After his State of the Union spectacle, where BHO postured as a fiscal conservative, the reality has hit the coffers… and soon our pocketbooks. But Obama and his Democrat colleagues assure us that all is well because there’s a “jobs” bill tucked inside that will assuredly cause every business owner to dust off the “Now Hiring” signs they put away after Bush left office.

And just how does Obama plan to create jobs after spending his first year doing everything possible to destroy them? We need look no further than the Keyster’s home state of Florida.

Barry showed up in Tampa late last week with Joe Biden in tow to announce that they wanted to spend $2 billion on… a new train! Anytime Barack hauls Joe along it’s a sign that he’s truly desperate (see: the offensive Beer Summit on Race Relations). The reason Biden came was because he’s an authority on rail transit, the Prez said. Joe takes the Amtrak from Delaware to the District so he must know how to make a buck in railroading.

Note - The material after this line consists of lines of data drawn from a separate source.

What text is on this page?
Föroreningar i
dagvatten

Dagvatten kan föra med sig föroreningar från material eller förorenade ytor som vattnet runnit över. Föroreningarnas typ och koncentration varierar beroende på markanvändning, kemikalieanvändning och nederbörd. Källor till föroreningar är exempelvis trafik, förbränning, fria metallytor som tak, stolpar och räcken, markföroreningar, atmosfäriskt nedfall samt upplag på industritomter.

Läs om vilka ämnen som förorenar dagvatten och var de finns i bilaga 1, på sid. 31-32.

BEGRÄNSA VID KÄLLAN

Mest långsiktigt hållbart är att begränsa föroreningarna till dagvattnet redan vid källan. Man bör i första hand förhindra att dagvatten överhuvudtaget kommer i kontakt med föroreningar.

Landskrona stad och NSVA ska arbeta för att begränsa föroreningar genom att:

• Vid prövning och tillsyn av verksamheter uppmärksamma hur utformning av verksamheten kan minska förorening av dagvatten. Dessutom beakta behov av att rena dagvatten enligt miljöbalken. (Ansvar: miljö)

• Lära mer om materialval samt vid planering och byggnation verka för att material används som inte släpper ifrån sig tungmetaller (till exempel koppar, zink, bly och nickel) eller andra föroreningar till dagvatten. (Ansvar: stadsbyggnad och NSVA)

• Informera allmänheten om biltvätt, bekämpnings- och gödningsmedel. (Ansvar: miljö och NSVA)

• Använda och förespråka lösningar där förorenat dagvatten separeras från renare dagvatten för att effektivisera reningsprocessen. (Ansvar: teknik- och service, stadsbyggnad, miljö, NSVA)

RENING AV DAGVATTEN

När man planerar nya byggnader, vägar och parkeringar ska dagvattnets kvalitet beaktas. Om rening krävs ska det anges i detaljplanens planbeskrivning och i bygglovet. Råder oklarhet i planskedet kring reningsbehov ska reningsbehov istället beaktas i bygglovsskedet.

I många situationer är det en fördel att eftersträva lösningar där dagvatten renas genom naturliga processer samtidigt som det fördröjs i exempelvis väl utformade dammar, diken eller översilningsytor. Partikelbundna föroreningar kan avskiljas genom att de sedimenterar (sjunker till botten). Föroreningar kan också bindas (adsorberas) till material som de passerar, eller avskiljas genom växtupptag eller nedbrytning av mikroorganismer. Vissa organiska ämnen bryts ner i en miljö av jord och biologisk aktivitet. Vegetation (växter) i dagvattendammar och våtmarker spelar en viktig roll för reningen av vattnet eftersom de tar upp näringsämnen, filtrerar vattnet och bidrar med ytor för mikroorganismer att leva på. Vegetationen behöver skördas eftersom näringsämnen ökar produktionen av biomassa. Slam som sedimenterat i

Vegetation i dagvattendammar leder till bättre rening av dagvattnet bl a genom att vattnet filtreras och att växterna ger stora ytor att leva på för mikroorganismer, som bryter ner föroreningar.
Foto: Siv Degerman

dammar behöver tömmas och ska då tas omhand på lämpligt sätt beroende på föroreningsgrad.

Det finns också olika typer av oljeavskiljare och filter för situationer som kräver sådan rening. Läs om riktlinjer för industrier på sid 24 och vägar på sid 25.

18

'Joe's ridden Amtrak several times and not only had fun, the government reinbursed him for his ticket!'

Anyway, the $2 billion would be “seed money” for an 80-mile high-speed rail system connecting Tampa with Orlando. The entire project will cost tens of billions to build, and billions more each year in taxpayer subsidies for the simple reason that nobody will ride it.

No matter, Obama said, it’s actually about all the jobs — union jobs — that this will create.

To our President, the U.S. private sector, which is shrinking like a $3 suit left too long in the dryer, is a big nuisance. The only way to create jobs is to fund massive public works programs and add more government workers. Therefore, using our money to build something that nobody wants and that will suck up money in perpetuity is a splendid “jobs” program.

The idea is so ridiculous that even Governor Charlie Crist, who RINO-smooched the Prez a year ago, treated him like a leper during the Tampa press conference.

The irresponsibility of Obama and his lefty buds in Congress is breathtaking. While the Keyster is always appreciative of the great material, it’s not funny when you realize that our children and grandchildren will get stuck paying the bill for this mess.